It is desirable to use objective, repeatable, performance metrics to assess the acceptability of performance at the design, commissioning, and monitoring stages of communications services provision. However, a key aspect of system performance is the measurement of subjective quality, which is central in determining customer satisfaction with products and services. The complexity of modern communications and broadcast systems, and in particular the use of data reduction techniques, renders conventional engineering metrics inadequate for the reliable prediction of perceived performance. Subjective testing using human observers is expensive, time consuming and often impractical, particularly for field use. Objective assessment of the perceived (subjective) performance of complex systems has been enabled by the development of a new generation of measurement techniques, which emulate the properties of the human senses. For example, a poor value of an objective measure such as signal-to-noise performance may result from an inaudible distortion. A model of the masking that occurs in hearing is capable of distinguishing between audible and inaudible distortions.
The use of models of the human senses to provide improved understanding of subjective performance is known as perceptual modelling. The present applicants have a series of previous patent applications referring to perceptual models, and test signals suitable for non-linear speech systems, including WO 94/00922, WO 95/01011 and WO 95/15035.
To determine the subjective relevance of errors in audio systems, and particularly speech systems, assessment algorithms have been developed based on models of human hearing. The prediction of audible differences between a degraded signal and a reference signal can be thought of as the sensory layer of a perceptual analysis, while the subsequent categorisation of audible errors according to their subjective effect on overall signal quality can be thought of as the perceptual layer.
An approach similar to this auditory perceptual model has also been adopted for a visual perceptual model.
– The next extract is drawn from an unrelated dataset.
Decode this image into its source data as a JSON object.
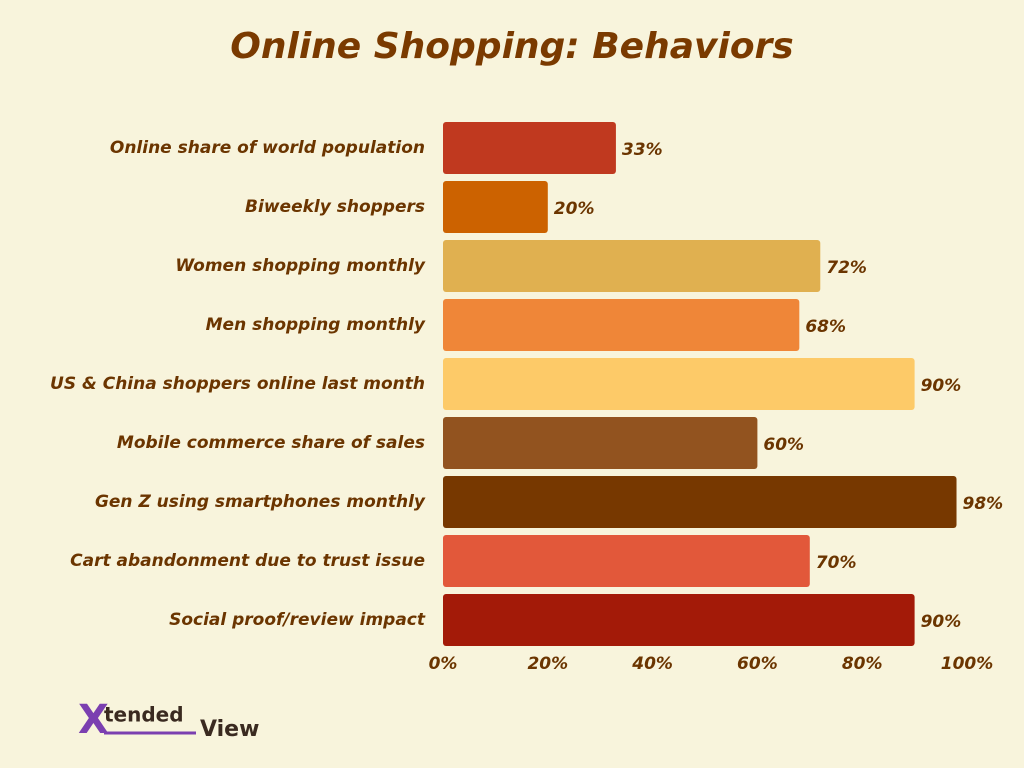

In this case the sensory layer reproduces the gross psychophysics of the sensory mechanisms, in particular spatio-temporal sensitivity (known as the human visual filter), and masking due to spatial frequency, orientation and temporal frequency.
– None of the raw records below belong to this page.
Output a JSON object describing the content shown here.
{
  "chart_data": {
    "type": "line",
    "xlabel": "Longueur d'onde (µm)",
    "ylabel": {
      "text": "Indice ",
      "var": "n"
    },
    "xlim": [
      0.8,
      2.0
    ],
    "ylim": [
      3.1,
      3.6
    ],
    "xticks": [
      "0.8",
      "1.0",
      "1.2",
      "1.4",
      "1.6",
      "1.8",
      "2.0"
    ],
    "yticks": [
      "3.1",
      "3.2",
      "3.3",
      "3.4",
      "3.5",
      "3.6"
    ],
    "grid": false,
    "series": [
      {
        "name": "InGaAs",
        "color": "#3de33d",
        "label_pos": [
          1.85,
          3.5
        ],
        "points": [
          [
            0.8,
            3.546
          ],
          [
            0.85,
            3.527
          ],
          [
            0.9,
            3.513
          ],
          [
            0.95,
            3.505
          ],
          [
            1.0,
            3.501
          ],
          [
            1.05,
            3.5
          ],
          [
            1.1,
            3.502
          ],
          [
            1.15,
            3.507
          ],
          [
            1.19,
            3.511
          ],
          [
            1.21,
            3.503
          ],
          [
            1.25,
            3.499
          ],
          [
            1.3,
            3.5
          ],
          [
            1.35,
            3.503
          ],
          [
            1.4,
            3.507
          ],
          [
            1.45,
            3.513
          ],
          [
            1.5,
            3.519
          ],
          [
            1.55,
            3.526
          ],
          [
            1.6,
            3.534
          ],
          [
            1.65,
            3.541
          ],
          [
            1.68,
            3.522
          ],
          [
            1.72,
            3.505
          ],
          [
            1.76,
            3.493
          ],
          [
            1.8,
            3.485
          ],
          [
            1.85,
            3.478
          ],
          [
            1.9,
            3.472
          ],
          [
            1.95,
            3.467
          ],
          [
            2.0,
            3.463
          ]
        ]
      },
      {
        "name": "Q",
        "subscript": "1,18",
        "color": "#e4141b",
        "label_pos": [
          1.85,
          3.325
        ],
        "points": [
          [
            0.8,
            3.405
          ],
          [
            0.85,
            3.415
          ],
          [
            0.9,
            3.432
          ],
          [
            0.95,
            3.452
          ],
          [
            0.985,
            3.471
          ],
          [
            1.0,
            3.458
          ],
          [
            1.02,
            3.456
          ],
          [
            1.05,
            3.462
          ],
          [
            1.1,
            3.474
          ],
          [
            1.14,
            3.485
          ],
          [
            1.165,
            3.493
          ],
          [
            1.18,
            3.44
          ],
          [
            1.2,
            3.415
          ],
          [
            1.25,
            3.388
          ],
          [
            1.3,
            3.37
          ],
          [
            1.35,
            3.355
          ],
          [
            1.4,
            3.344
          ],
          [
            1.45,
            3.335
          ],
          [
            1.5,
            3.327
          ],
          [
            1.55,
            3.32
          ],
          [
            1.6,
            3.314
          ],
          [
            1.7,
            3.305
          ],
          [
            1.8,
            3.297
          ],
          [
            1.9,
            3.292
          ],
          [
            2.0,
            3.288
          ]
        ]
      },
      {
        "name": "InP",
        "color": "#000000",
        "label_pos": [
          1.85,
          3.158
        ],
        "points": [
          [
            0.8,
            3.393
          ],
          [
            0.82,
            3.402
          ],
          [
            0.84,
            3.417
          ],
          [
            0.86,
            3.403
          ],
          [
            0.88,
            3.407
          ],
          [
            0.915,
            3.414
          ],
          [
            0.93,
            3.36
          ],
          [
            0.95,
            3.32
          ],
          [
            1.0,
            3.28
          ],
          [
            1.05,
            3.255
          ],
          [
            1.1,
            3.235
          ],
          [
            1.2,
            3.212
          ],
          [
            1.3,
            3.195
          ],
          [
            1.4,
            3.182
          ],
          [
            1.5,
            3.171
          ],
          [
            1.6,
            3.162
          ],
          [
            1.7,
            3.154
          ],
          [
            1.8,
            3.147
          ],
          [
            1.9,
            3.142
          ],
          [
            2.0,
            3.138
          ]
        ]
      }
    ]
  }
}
A number of visual perceptual models are under development and several have been proposed in the literature.
The subjective performance of multi-modal systems depends not only on the quality of the individual audio and video components, but also on interactions between them. Such effects include “quality mis-match”, in which the quality presented in one modality influences perception in another modality. This effect increases with the quality mis-match.
The information content of the signal is also important. This is related to the task undertaken but can vary during the task. For present purposes, “content” refers to the nature of the audio-visual material during any given part of the task.
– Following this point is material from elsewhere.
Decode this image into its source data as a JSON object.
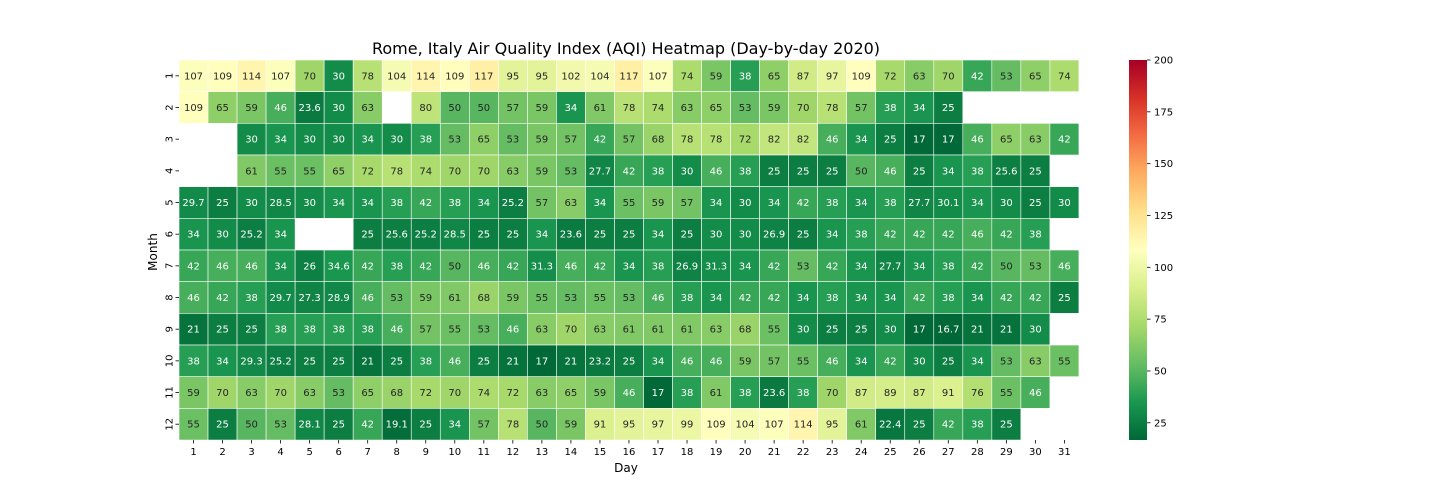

The type of task or activity undertaken also has a substantial effect on perceived performance. As a simple example, if the video component dominates for a given task then errors in the video part will be of greatest significance. At the same time audio errors which have high attentional salience (are “attention grabbing”) will also become important. The nature of the task undertaken influences the split of attention between the modalities, although this may also vary more randomly if the task is undemanding.
However, important though these factors are, they are in general difficult to define, and to use for making objective measurements. Nevertheless, the inventor has identified some cross-modal effects which can be derived from objective measurements.